Contested Divorce

Information on Contested Divorce

If you and your spouse cannot resolve the important issues in the process of dissolving your marriage, your case may be decided in court through litigation. The court's final decisions regarding these matters will be largely determined based upon the evidence presented to the court at trial. Therefore, it is absolutely critical that you have high-quality legal representation to prepare and present your strongest case. Preparation for trial often begins before the petition for dissolution is filed. It is especially important to speak with a family law attorney early in the process if you think you will be dealing with a contested divorce. This can be a more time consuming and expensive process, but when you need results that work in you or your children's favor, it may be the best and only way to protect your interests.

Where a Couple May be Unable to Agree

There are many parts of a divorce that can be challenging for divorcing couples to resolve. In an already stressful time, these are highly sensitive issues, and often, the mix of emotions combined with spouses acting defensively can lead to more and more discord. In family law, perhaps more than any other area of law, extremely personal matters are influenced by the outcomes of a case. This can make spouses afraid to give up any ground, and even less likely to reach a compromise.

Often the most personal, and most contentious issues are those related to the children of the marriage. When dealing with issues such as child custody or child support, it is common to feel protective. There is good cause to pay special attention to issues related to children. Decisions that are made early in the dissolution process (even during temporary orders phase) can impact the future of a parent's relationship with his or her children for the rest of their lives. Our attorneys understand the huge ramifications of decisions regarding our client's children and as such, these issues will be given close and careful attention from the beginning.

Also of great importance and deserving of special attention are issues related to the financial aspects of a dissolution. Especially after a lengthy marriage, or one involving various assets and/or debts, these issues can be quite contentious.
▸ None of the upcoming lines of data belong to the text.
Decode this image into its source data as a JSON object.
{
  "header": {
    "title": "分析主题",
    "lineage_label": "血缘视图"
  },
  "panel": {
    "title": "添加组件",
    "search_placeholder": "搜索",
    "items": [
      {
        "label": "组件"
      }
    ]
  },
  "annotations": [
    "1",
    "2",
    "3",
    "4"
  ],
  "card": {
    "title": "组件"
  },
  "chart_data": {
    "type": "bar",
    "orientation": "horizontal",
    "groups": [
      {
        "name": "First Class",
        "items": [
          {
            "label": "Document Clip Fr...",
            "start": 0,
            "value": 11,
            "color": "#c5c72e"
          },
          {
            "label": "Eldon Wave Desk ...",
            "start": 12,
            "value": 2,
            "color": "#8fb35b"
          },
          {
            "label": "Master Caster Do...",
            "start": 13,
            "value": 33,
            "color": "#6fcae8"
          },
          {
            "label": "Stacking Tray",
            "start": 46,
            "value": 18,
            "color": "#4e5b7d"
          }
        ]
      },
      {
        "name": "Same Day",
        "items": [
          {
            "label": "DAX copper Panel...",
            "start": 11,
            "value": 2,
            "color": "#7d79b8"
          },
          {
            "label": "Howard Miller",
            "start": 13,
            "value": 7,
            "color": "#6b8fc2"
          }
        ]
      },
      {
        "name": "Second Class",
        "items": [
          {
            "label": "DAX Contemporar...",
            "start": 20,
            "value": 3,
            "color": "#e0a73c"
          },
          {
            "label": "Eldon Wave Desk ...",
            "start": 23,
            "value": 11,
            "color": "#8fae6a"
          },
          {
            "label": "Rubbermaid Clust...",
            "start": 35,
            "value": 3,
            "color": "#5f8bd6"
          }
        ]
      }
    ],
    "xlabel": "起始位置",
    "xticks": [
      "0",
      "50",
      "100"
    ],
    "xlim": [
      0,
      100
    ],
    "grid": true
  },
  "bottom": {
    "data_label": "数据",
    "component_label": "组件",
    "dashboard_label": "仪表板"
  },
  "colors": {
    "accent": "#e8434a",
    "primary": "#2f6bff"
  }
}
Issues of maintenance (commonly known as "alimony") and division of the parties assets and debts can also be difficult to resolve without court intervention. Both spouses may believe they have a right to the property due to the role they played during the marriage. Our attorneys are ready to advise clients on the best way to protect their financial futures, and to be there every step of the way to help them do just that.
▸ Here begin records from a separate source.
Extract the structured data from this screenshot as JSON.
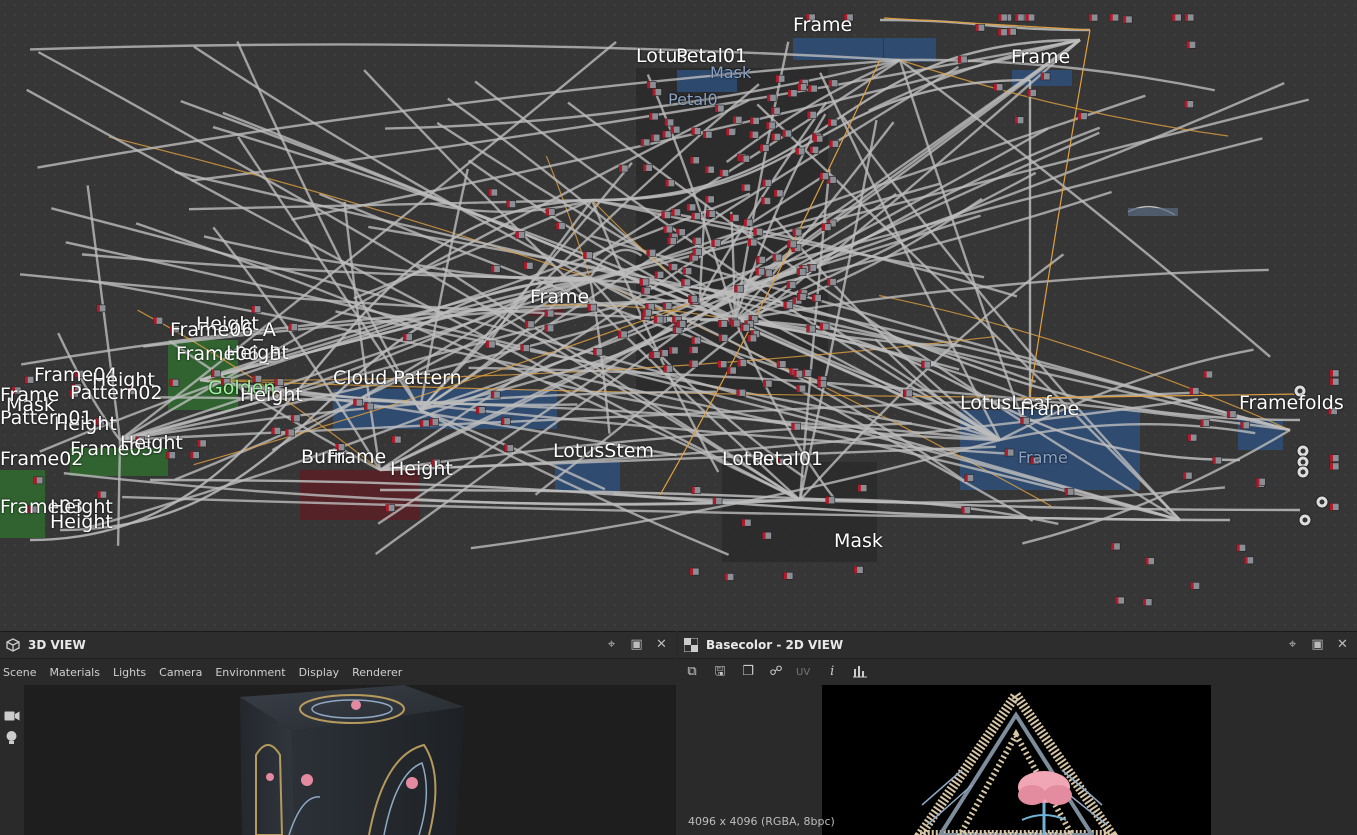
{
  "graph": {
    "frame_labels": [
      {
        "text": "Frame",
        "cls": ""
      },
      {
        "text": "Frame",
        "cls": ""
      },
      {
        "text": "Lotus",
        "cls": ""
      },
      {
        "text": "Petal01",
        "cls": ""
      },
      {
        "text": "Mask",
        "cls": "dim"
      },
      {
        "text": "Petal0",
        "cls": "dim"
      },
      {
        "text": "Frame",
        "cls": ""
      },
      {
        "text": "Cloud Pattern",
        "cls": ""
      },
      {
        "text": "LotusStem",
        "cls": ""
      },
      {
        "text": "Lotus",
        "cls": ""
      },
      {
        "text": "Petal01",
        "cls": ""
      },
      {
        "text": "Mask",
        "cls": ""
      },
      {
        "text": "LotusLeaf",
        "cls": ""
      },
      {
        "text": "Frame",
        "cls": ""
      },
      {
        "text": "Frame",
        "cls": "dim"
      },
      {
        "text": "Framefolds",
        "cls": ""
      },
      {
        "text": "Burn",
        "cls": ""
      },
      {
        "text": "Frame",
        "cls": ""
      },
      {
        "text": "Height",
        "cls": ""
      },
      {
        "text": "Height",
        "cls": ""
      },
      {
        "text": "Frame06_A",
        "cls": ""
      },
      {
        "text": "Frame06_B",
        "cls": ""
      },
      {
        "text": "Height",
        "cls": ""
      },
      {
        "text": "Golden",
        "cls": "green"
      },
      {
        "text": "Height",
        "cls": ""
      },
      {
        "text": "Frame04",
        "cls": ""
      },
      {
        "text": "Height",
        "cls": ""
      },
      {
        "text": "Pattern02",
        "cls": ""
      },
      {
        "text": "Frame05",
        "cls": ""
      },
      {
        "text": "Height",
        "cls": ""
      },
      {
        "text": "Height",
        "cls": ""
      },
      {
        "text": "Frame02",
        "cls": ""
      },
      {
        "text": "Frame03",
        "cls": ""
      },
      {
        "text": "Height",
        "cls": ""
      },
      {
        "text": "Pattern01",
        "cls": ""
      },
      {
        "text": "Mask",
        "cls": ""
      },
      {
        "text": "Frame",
        "cls": ""
      },
      {
        "text": "Height",
        "cls": ""
      }
    ]
  },
  "view3d": {
    "title": "3D VIEW",
    "menu": [
      "Scene",
      "Materials",
      "Lights",
      "Camera",
      "Environment",
      "Display",
      "Renderer"
    ]
  },
  "view2d": {
    "title": "Basecolor - 2D VIEW",
    "uv_label": "UV",
    "resolution": "4096 x 4096 (RGBA, 8bpc)"
  },
  "colors": {
    "graph_bg": "#363636",
    "frame_blue": "#2f4f7a",
    "frame_dark": "#2a2a2a",
    "frame_green": "#2f6b2f",
    "frame_red": "#5a1e26",
    "link": "#bdbdbd",
    "link_orange": "#e0a040",
    "node_red": "#b01a2a"
  }
}
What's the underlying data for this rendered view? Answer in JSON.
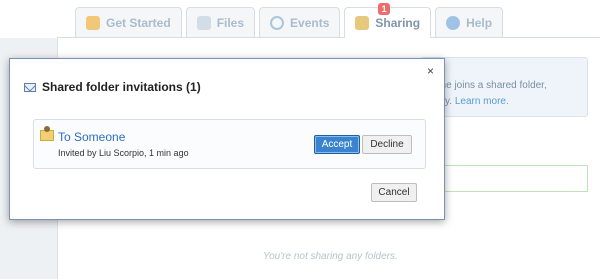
{
  "tabs": [
    {
      "label": "Get Started",
      "icon": "rocket-icon"
    },
    {
      "label": "Files",
      "icon": "files-icon"
    },
    {
      "label": "Events",
      "icon": "clock-icon"
    },
    {
      "label": "Sharing",
      "icon": "sharing-icon",
      "badge": "1",
      "active": true
    },
    {
      "label": "Help",
      "icon": "help-icon"
    }
  ],
  "info_box": {
    "line1": "one joins a shared folder,",
    "line2": "ally.",
    "link": "Learn more."
  },
  "empty_text": "You're not sharing any folders.",
  "modal": {
    "title": "Shared folder invitations (1)",
    "close": "×",
    "invitation": {
      "folder_name": "To Someone",
      "invited_by": "Invited by Liu Scorpio, 1 min ago",
      "accept_label": "Accept",
      "decline_label": "Decline"
    },
    "cancel_label": "Cancel"
  },
  "colors": {
    "accent": "#3a84cf",
    "link": "#2a6fc0",
    "badge": "#ee6b6b"
  }
}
Contested Divorce Process: Beginning to End

In a contested divorce case, our attorneys can help you devise a litigation strategy to protect your current and future interests. Our attorneys will keep both your long and short-term goals in mind in crafting these strategies. It is beneficial to meet with an attorney prior to filing a petition, or prior to responding to being served with a petition (keep the response deadline in mind). It is important to have legal counsel from the very beginning of your divorce case.

The various county courts have different rules and procedures (often found in the county's local rules). The specific procedures of the county court where your divorce will be handled will need to be understood. King County has two courthouses: one in Seattle and one in Kent. Whether your dissolution will be handled in Kent or Seattle is determined by where you live. There is a fee for filing a petition in King County. To view forms commonly used in King County family law cases, please visit the official website for the county. For those in another county, the local court or the Washington Courts website will also have the necessary forms. For those that are served with a petition, you have between 20 and 60 days to respond in writing. Failing to respond within this time frame may result in a default being granted by the court.

After the petition has been filed, information will be gathered by both parties. The information gathering process is called the discovery process. After a petition is filed, you have more tools available to discover information about the assets and debts of the other party. In a contested divorce, it is often necessary to ask third parties (i.e. banks and other financial institutions, businesses and financial experts) to provide information or input regarding the character and value of the spouses' assets and debts. Our attorneys work to provide efficient and thorough discovery, constantly balancing the cost and benefit of this process.

Information may also need to be discovered regarding the children's best interests. In some cases, this information gathering includes use of a parenting evaluator. A parenting evaluator is an expert that can observe and make recommendations regarding the best interests of the children. Our attorneys are ready to advise you about the usefulness of a parenting evaluator in your case.

You and your attorney may decide to move the court to enter temporary orders. Please see our Temporary Orders section for more information on this phase of litigation.

Final Orders Entered

Most family law cases settle prior to trial. Even in a case that begins with a lot of acrimony, a settlement can often be reached. If this cannot be accomplished, the case will go to trial and the court will give a ruling. Whether your contested case settles prior to trial or is resolved by decision of the court, preparing and putting forth your best case will improve your chances of receiving the results you want. Our attorneys are prepared to assist you with the planning for, preparation for and representation you need at your family law trial.